Apache Airflow version: 1.10.11
Kubernetes version (if you are using kubernetes) (use kubectl version): N/A
Environment:
uname -a): N/AWhat happened:
Airflow documentation is missing a step -- preparing the database for Airflow initdb.
This includes creating the "airflow" database, and the "airflow" user.
There are multiple different instructions for it outside the documentation, e.g.:
https://medium.com/@srivathsankr7/apache-airflow-a-practical-guide-5164ff19d18b says:
mysql -u root -p
mysql> CREATE DATABASE airflow CHARACTER SET utf8 COLLATE utf8_unicode_ci;
mysql> create user 'airflow'@'localhost' identified by 'airflow';
mysql> grant all privileges on * . * to 'airflow'@'localhost';
mysql> flush privileges;
http://site.clairvoyantsoft.com/installing-and-configuring-apache-airflow/ says:
CREATE DATABASE airflow CHARACTER SET utf8 COLLATE utf8_unicode_ci;
grant all on airflow.* TO ‘USERNAME'@'%' IDENTIFIED BY ‘{password}';
https://airflow-tutorial.readthedocs.io/en/latest/first-airflow.html says:
MySQL -u root -p
mysql> CREATE DATABASE airflow CHARACTER SET utf8 COLLATE utf8_unicode_ci;
mysql> GRANT ALL PRIVILEGES ON airflow.* To 'airflow'@'localhost';
mysql> FLUSH PRIVILEGES;
(This last one seems to be missing the step of creating the airflow user.)
What you expected to happen:
I would expect https://airflow.apache.org/docs/stable/howto/initialize-database.html to contain complete instructions for preparing the database backend for initialization.
How to reproduce it:
Try to install Airflow with a MySQL backend with no prior knowledge by following the Airflow documentation.
Anything else we need to know:
Airflow rocks!
Thanks for opening your first issue here! Be sure to follow the issue template!
Thanks for your feedback. Wouldn't you like to contribute this documentation change? You can do it even using Github UI.
https://docs.github.com/en/github/managing-files-in-a-repository/editing-files-in-your-repository
I am very happy to help with the review of this change.
Yeah. The best contributions in docs are from those who suffered from lack of it. You can write it in the way that will be usable for other newcomers so I encourage you to contribute it @atsalolikhin-spokeo :)
Hello,
I was unable to commit my change. The pre-commit hook test suite failed on:
Check if image build is needed....................................................................................................Failed
I had a look at your Contributing document, and the bar is a bit high -- Breeze, Docker, virtualenv -- I tried following the instructions but breeze did not start:
[~/git/airflow] fix/10389(+19/-0) ± ./breeze
[~/git/airflow] fix/10389(+19/-0) 1 ± echo $?
1
[~/git/airflow] fix/10389(+19/-0) ±
Here is the patch I was going to send in:
diff --git a/docs/howto/initialize-database.rst b/docs/howto/initialize-database.rst
index aabee9434..b3129286d 100644
--- a/docs/howto/initialize-database.rst
+++ b/docs/howto/initialize-database.rst
@@ -48,12 +48,31 @@ SqlAlchemy backend. We recommend using **MySQL** or **Postgres**.
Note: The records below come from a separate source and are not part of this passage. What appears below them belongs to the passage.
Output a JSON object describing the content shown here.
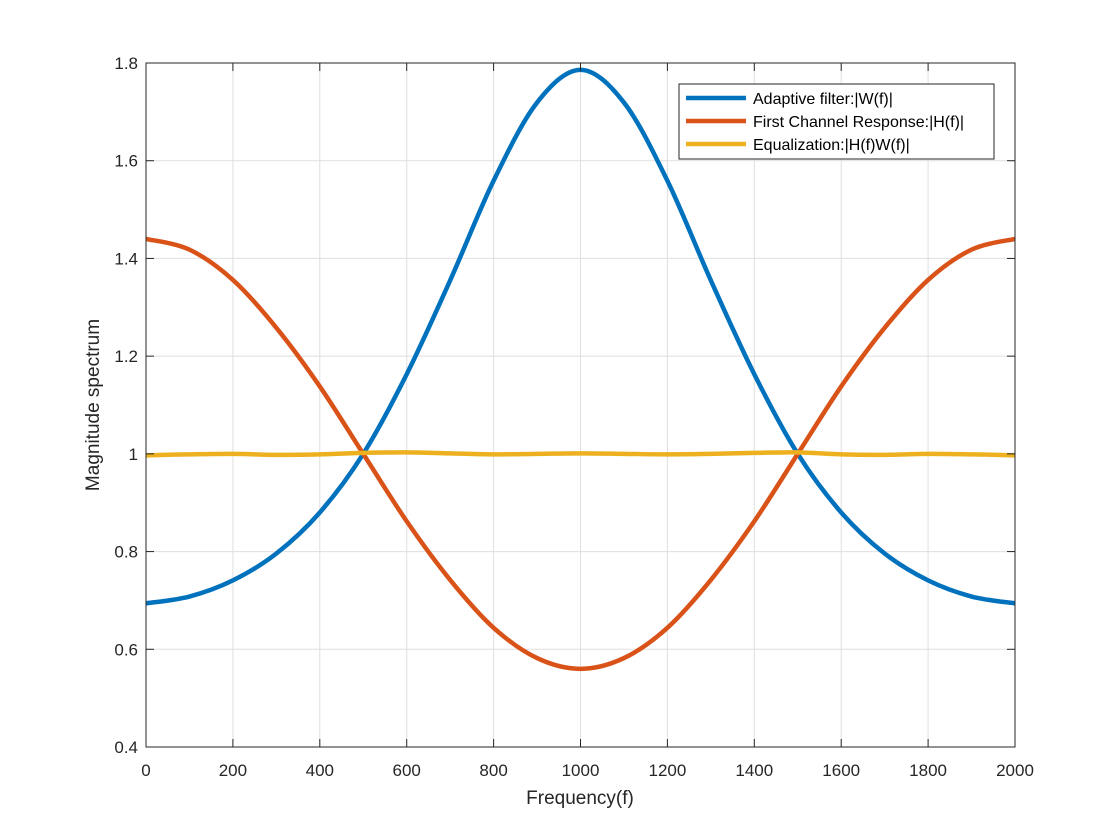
{
  "chart_data": {
    "type": "line",
    "title": "",
    "xlabel": "Frequency(f)",
    "ylabel": "Magnitude spectrum",
    "xlim": [
      0,
      2000
    ],
    "ylim": [
      0.4,
      1.8
    ],
    "xticks": [
      0,
      200,
      400,
      600,
      800,
      1000,
      1200,
      1400,
      1600,
      1800,
      2000
    ],
    "xtick_labels": [
      "0",
      "200",
      "400",
      "600",
      "800",
      "1000",
      "1200",
      "1400",
      "1600",
      "1800",
      "2000"
    ],
    "yticks": [
      0.4,
      0.6,
      0.8,
      1.0,
      1.2,
      1.4,
      1.6,
      1.8
    ],
    "ytick_labels": [
      "0.4",
      "0.6",
      "0.8",
      "1",
      "1.2",
      "1.4",
      "1.6",
      "1.8"
    ],
    "grid": true,
    "legend_position": "top-right",
    "x": [
      0,
      100,
      200,
      300,
      400,
      500,
      600,
      700,
      800,
      900,
      1000,
      1100,
      1200,
      1300,
      1400,
      1500,
      1600,
      1700,
      1800,
      1900,
      2000
    ],
    "series": [
      {
        "name": "Adaptive filter:|W(f)|",
        "color": "#0072BD",
        "values": [
          0.694,
          0.708,
          0.741,
          0.796,
          0.88,
          1.0,
          1.163,
          1.355,
          1.559,
          1.719,
          1.786,
          1.719,
          1.559,
          1.355,
          1.163,
          1.0,
          0.88,
          0.796,
          0.741,
          0.708,
          0.694
        ]
      },
      {
        "name": "First Channel Response:|H(f)|",
        "color": "#D95319",
        "values": [
          1.44,
          1.418,
          1.356,
          1.258,
          1.138,
          1.0,
          0.862,
          0.742,
          0.644,
          0.582,
          0.56,
          0.582,
          0.644,
          0.742,
          0.862,
          1.0,
          1.138,
          1.258,
          1.356,
          1.418,
          1.44
        ]
      },
      {
        "name": "Equalization:|H(f)W(f)|",
        "color": "#EDB120",
        "values": [
          0.997,
          0.999,
          1.0,
          0.998,
          0.999,
          1.002,
          1.003,
          1.001,
          0.999,
          1.0,
          1.001,
          1.0,
          0.999,
          1.0,
          1.002,
          1.003,
          0.999,
          0.998,
          1.0,
          0.999,
          0.997
        ]
      }
    ]
  }
}
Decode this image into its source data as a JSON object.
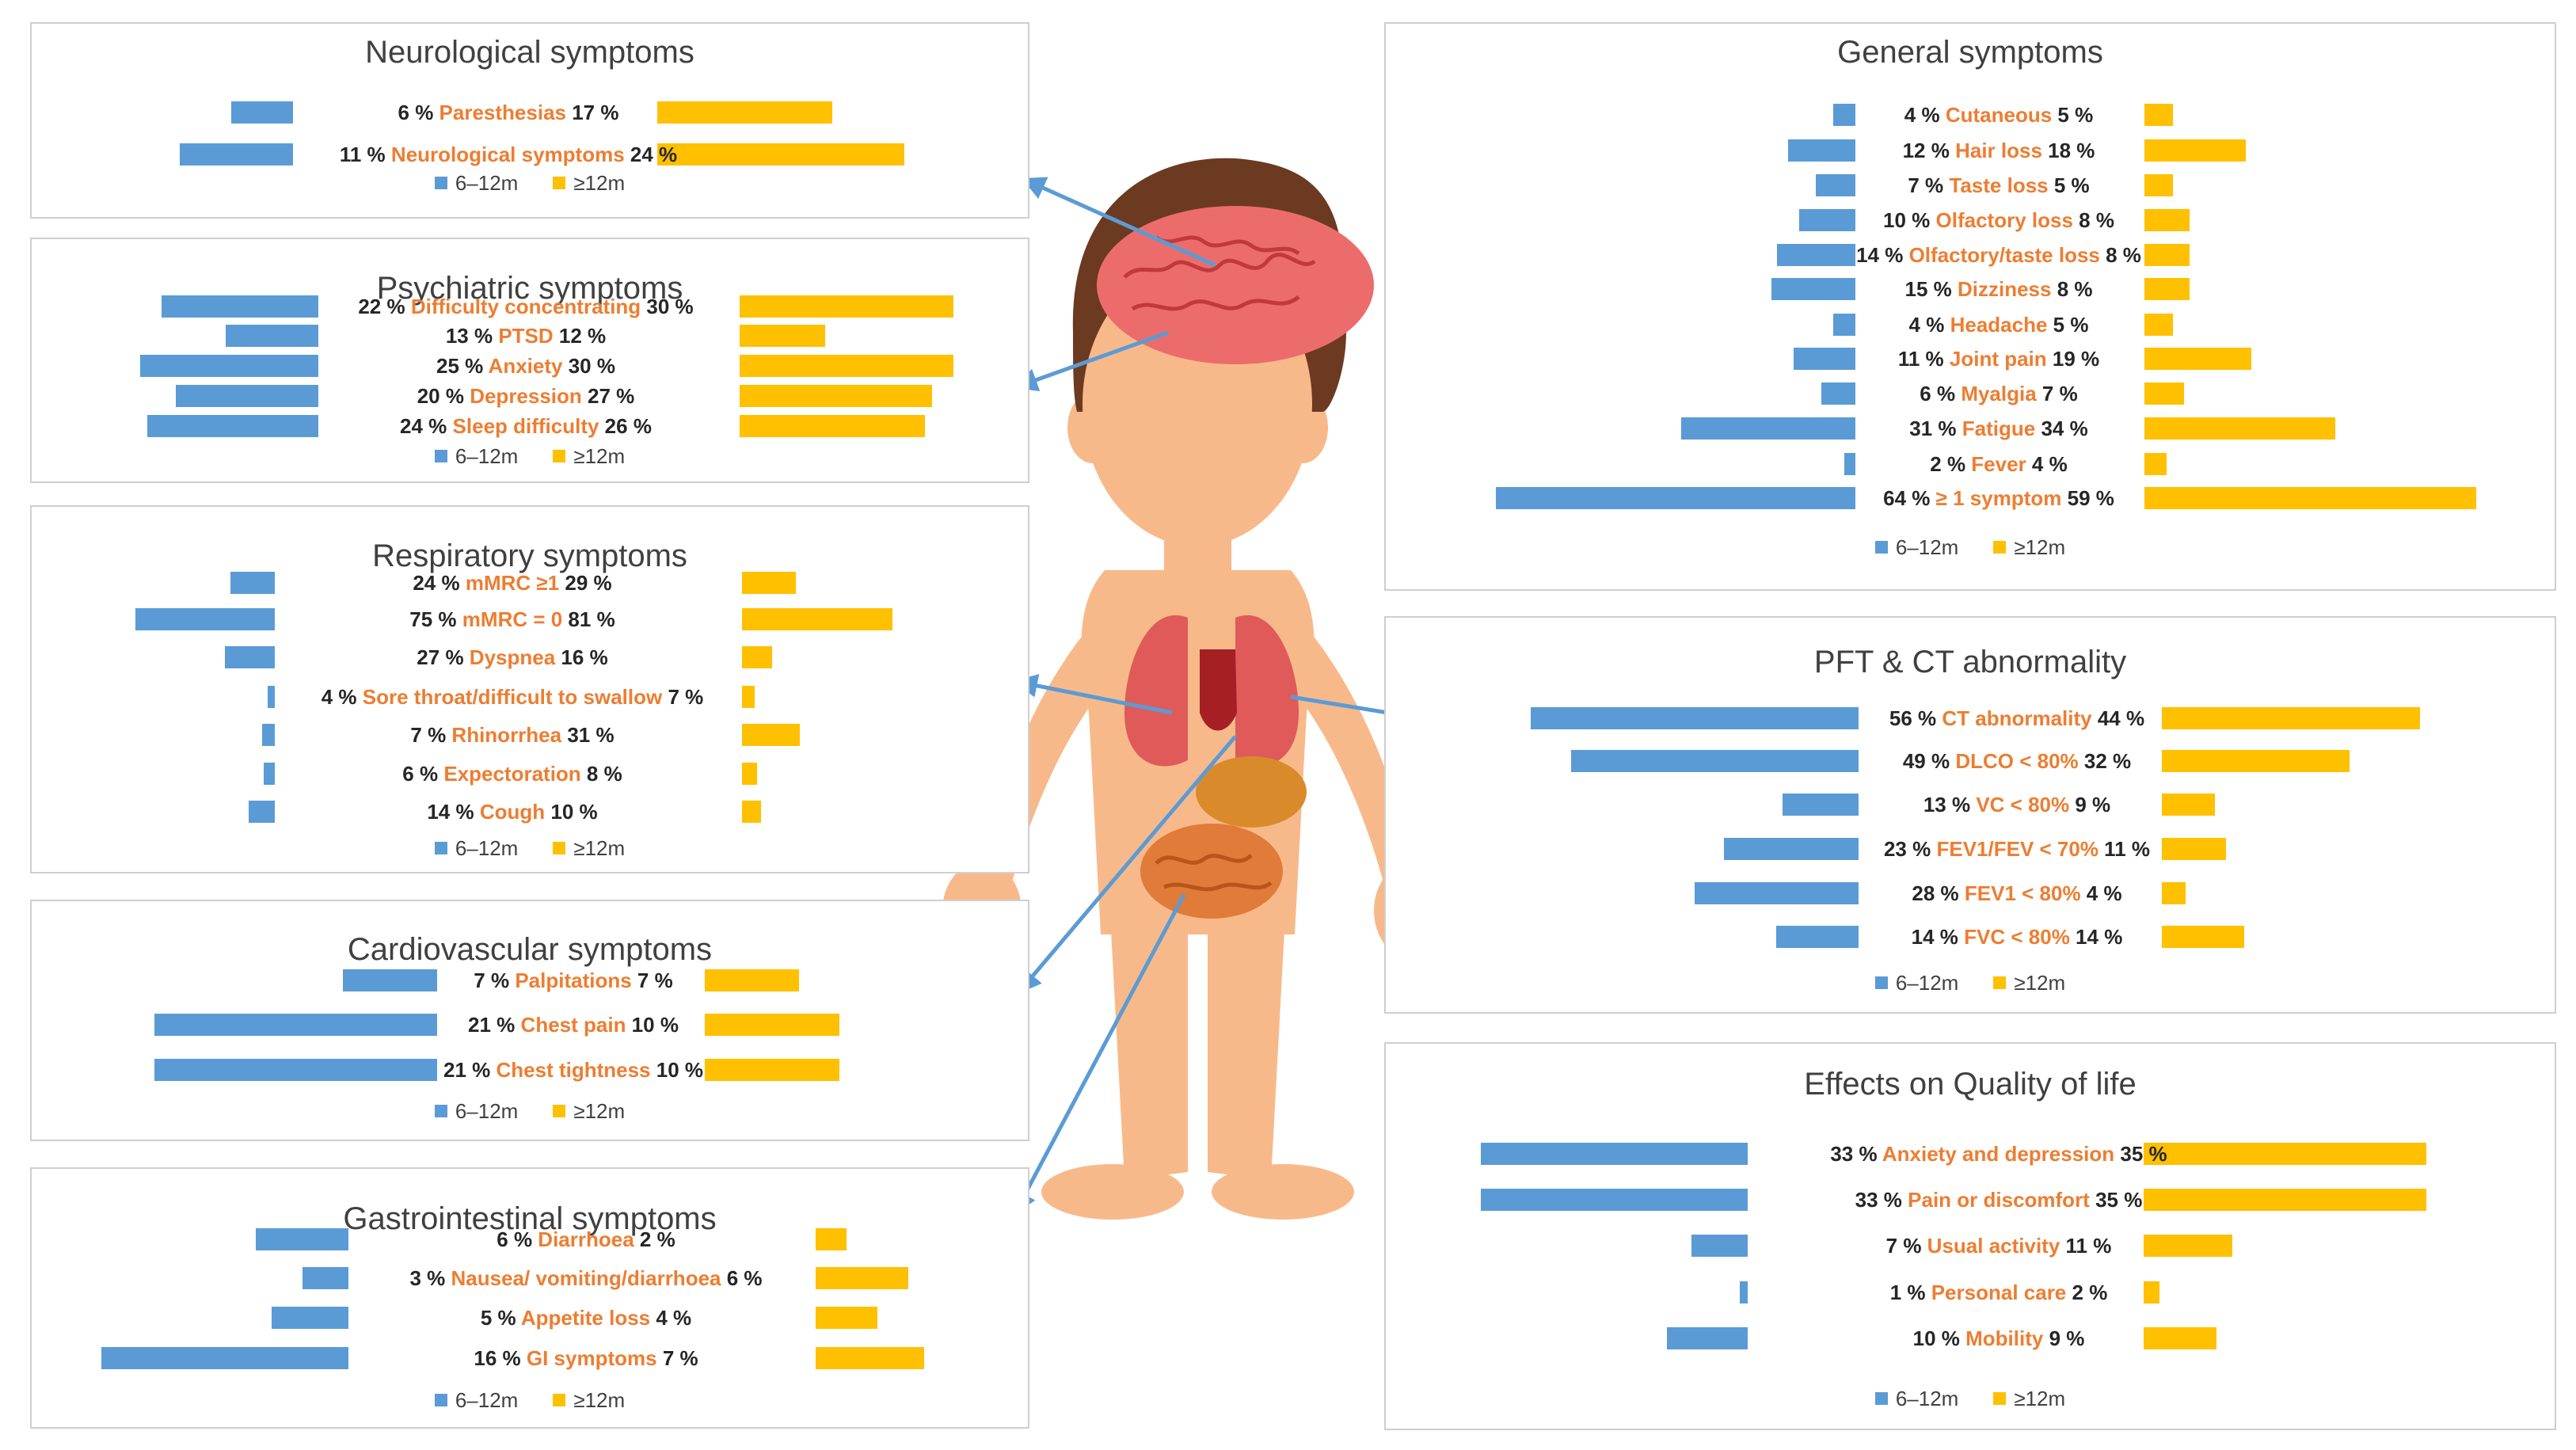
{
  "legend": {
    "series1": "6–12m",
    "series2": "≥12m"
  },
  "colors": {
    "series1": "#5b9bd5",
    "series2": "#ffc000",
    "category": "#ed7d31",
    "arrow": "#5b9bd5"
  },
  "chart_data": [
    {
      "id": "neuro",
      "type": "bar",
      "title": "Neurological symptoms",
      "categories": [
        "Paresthesias",
        "Neurological symptoms"
      ],
      "series": [
        {
          "name": "6–12m",
          "values": [
            6,
            11
          ]
        },
        {
          "name": "≥12m",
          "values": [
            17,
            24
          ]
        }
      ]
    },
    {
      "id": "psych",
      "type": "bar",
      "title": "Psychiatric symptoms",
      "categories": [
        "Difficulty concentrating",
        "PTSD",
        "Anxiety",
        "Depression",
        "Sleep difficulty"
      ],
      "series": [
        {
          "name": "6–12m",
          "values": [
            22,
            13,
            25,
            20,
            24
          ]
        },
        {
          "name": "≥12m",
          "values": [
            30,
            12,
            30,
            27,
            26
          ]
        }
      ]
    },
    {
      "id": "resp",
      "type": "bar",
      "title": "Respiratory symptoms",
      "categories": [
        "mMRC ≥1",
        "mMRC = 0",
        "Dyspnea",
        "Sore throat/difficult to swallow",
        "Rhinorrhea",
        "Expectoration",
        "Cough"
      ],
      "series": [
        {
          "name": "6–12m",
          "values": [
            24,
            75,
            27,
            4,
            7,
            6,
            14
          ]
        },
        {
          "name": "≥12m",
          "values": [
            29,
            81,
            16,
            7,
            31,
            8,
            10
          ]
        }
      ]
    },
    {
      "id": "cardio",
      "type": "bar",
      "title": "Cardiovascular symptoms",
      "categories": [
        "Palpitations",
        "Chest pain",
        "Chest tightness"
      ],
      "series": [
        {
          "name": "6–12m",
          "values": [
            7,
            21,
            21
          ]
        },
        {
          "name": "≥12m",
          "values": [
            7,
            10,
            10
          ]
        }
      ]
    },
    {
      "id": "gi",
      "type": "bar",
      "title": "Gastrointestinal symptoms",
      "categories": [
        "Diarrhoea",
        "Nausea/ vomiting/diarrhoea",
        "Appetite loss",
        "GI symptoms"
      ],
      "series": [
        {
          "name": "6–12m",
          "values": [
            6,
            3,
            5,
            16
          ]
        },
        {
          "name": "≥12m",
          "values": [
            2,
            6,
            4,
            7
          ]
        }
      ]
    },
    {
      "id": "general",
      "type": "bar",
      "title": "General symptoms",
      "categories": [
        "Cutaneous",
        "Hair loss",
        "Taste loss",
        "Olfactory loss",
        "Olfactory/taste loss",
        "Dizziness",
        "Headache",
        "Joint pain",
        "Myalgia",
        "Fatigue",
        "Fever",
        "≥ 1 symptom"
      ],
      "series": [
        {
          "name": "6–12m",
          "values": [
            4,
            12,
            7,
            10,
            14,
            15,
            4,
            11,
            6,
            31,
            2,
            64
          ]
        },
        {
          "name": "≥12m",
          "values": [
            5,
            18,
            5,
            8,
            8,
            8,
            5,
            19,
            7,
            34,
            4,
            59
          ]
        }
      ]
    },
    {
      "id": "pft",
      "type": "bar",
      "title": "PFT & CT abnormality",
      "categories": [
        "CT abnormality",
        "DLCO < 80%",
        "VC < 80%",
        "FEV1/FEV < 70%",
        "FEV1 < 80%",
        "FVC < 80%"
      ],
      "series": [
        {
          "name": "6–12m",
          "values": [
            56,
            49,
            13,
            23,
            28,
            14
          ]
        },
        {
          "name": "≥12m",
          "values": [
            44,
            32,
            9,
            11,
            4,
            14
          ]
        }
      ]
    },
    {
      "id": "qol",
      "type": "bar",
      "title": "Effects on Quality of life",
      "categories": [
        "Anxiety and depression",
        "Pain or discomfort",
        "Usual activity",
        "Personal care",
        "Mobility"
      ],
      "series": [
        {
          "name": "6–12m",
          "values": [
            33,
            33,
            7,
            1,
            10
          ]
        },
        {
          "name": "≥12m",
          "values": [
            35,
            35,
            11,
            2,
            9
          ]
        }
      ]
    }
  ]
}
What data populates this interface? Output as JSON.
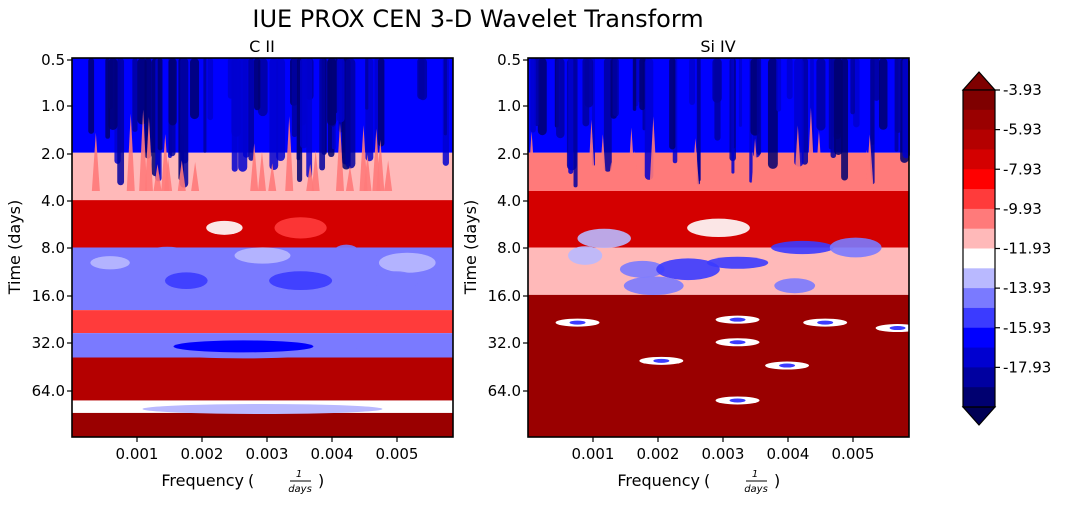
{
  "figure": {
    "title": "IUE PROX CEN 3-D Wavelet Transform"
  },
  "chart_data": [
    {
      "type": "heatmap",
      "title": "C II",
      "xlabel": "Frequency",
      "xlabel_fraction": {
        "numerator": "1",
        "denominator": "days"
      },
      "ylabel": "Time (days)",
      "x_ticks": [
        "0.001",
        "0.002",
        "0.003",
        "0.004",
        "0.005"
      ],
      "y_ticks": [
        "0.5",
        "1.0",
        "2.0",
        "4.0",
        "8.0",
        "16.0",
        "32.0",
        "64.0"
      ],
      "y_scale": "log2",
      "bands": [
        {
          "time_range": [
            0.5,
            2.0
          ],
          "level": -16.5,
          "description": "dominant blue, dark blue streaks"
        },
        {
          "time_range": [
            2.0,
            4.0
          ],
          "level": -11.0,
          "description": "mixed white / light red / light blue"
        },
        {
          "time_range": [
            4.0,
            8.0
          ],
          "level": -7.0,
          "description": "red band with white and blue patches"
        },
        {
          "time_range": [
            8.0,
            20.0
          ],
          "level": -14.0,
          "description": "blue region, ~10-20 days"
        },
        {
          "time_range": [
            20.0,
            28.0
          ],
          "level": -9.0,
          "description": "light red"
        },
        {
          "time_range": [
            28.0,
            40.0
          ],
          "level": -14.5,
          "description": "blue elliptical island centered ~0.003"
        },
        {
          "time_range": [
            40.0,
            75.0
          ],
          "level": -6.0,
          "description": "red"
        },
        {
          "time_range": [
            75.0,
            90.0
          ],
          "level": -12.0,
          "description": "white / light blue thin band"
        },
        {
          "time_range": [
            90.0,
            128.0
          ],
          "level": -5.0,
          "description": "dark red"
        }
      ]
    },
    {
      "type": "heatmap",
      "title": "Si IV",
      "xlabel": "Frequency",
      "xlabel_fraction": {
        "numerator": "1",
        "denominator": "days"
      },
      "ylabel": "Time (days)",
      "x_ticks": [
        "0.001",
        "0.002",
        "0.003",
        "0.004",
        "0.005"
      ],
      "y_ticks": [
        "0.5",
        "1.0",
        "2.0",
        "4.0",
        "8.0",
        "16.0",
        "32.0",
        "64.0"
      ],
      "y_scale": "log2",
      "bands": [
        {
          "time_range": [
            0.5,
            2.0
          ],
          "level": -16.5,
          "description": "dominant blue"
        },
        {
          "time_range": [
            2.0,
            3.5
          ],
          "level": -10.5,
          "description": "white / light red spikes"
        },
        {
          "time_range": [
            3.5,
            8.0
          ],
          "level": -7.5,
          "description": "red / light red"
        },
        {
          "time_range": [
            8.0,
            16.0
          ],
          "level": -11.0,
          "description": "mixed light red with small blue islands"
        },
        {
          "time_range": [
            16.0,
            128.0
          ],
          "level": -5.0,
          "description": "red to dark red with small white/blue islands"
        }
      ]
    }
  ],
  "colorbar": {
    "levels": [
      "-3.93",
      "-5.93",
      "-7.93",
      "-9.93",
      "-11.93",
      "-13.93",
      "-15.93",
      "-17.93"
    ],
    "colors": [
      "#7f0000",
      "#9a0000",
      "#b40000",
      "#d40000",
      "#ff0000",
      "#ff3b3b",
      "#ff7a7a",
      "#ffb9b9",
      "#ffffff",
      "#b9b9ff",
      "#7a7aff",
      "#3b3bff",
      "#0000ff",
      "#0000d0",
      "#0000a0",
      "#000070"
    ],
    "extend_top": "#7f0000",
    "extend_bottom": "#000055"
  }
}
want to set a default schema for your role with a
command similar to ``ALTER ROLE username SET search_path = airflow, foobar;``
+Setup your database to host Airflow
+-----------------------------------
+
+Create a database called ``airflow`` and a database user that Airflow
+will use to access this database.
+
+Example, for **MySQL**:
+
+.. code-block:: sql
+ CREATE DATABASE airflow CHARACTER SET utf8 COLLATE utf8_unicode_ci;
+ CREATE USER 'airflow' IDENTIFIED BY 'airflow';
+ GRANT ALL PRIVILEGES ON airflow.* TO 'airflow';
+
+Configure Airflow's database connection string
+----------------------------------------------
+
Once you've setup your database to host Airflow, you'll need to alter the
SqlAlchemy connection string located in your configuration file
``$AIRFLOW_HOME/airflow.cfg``. You should then also change the "executor"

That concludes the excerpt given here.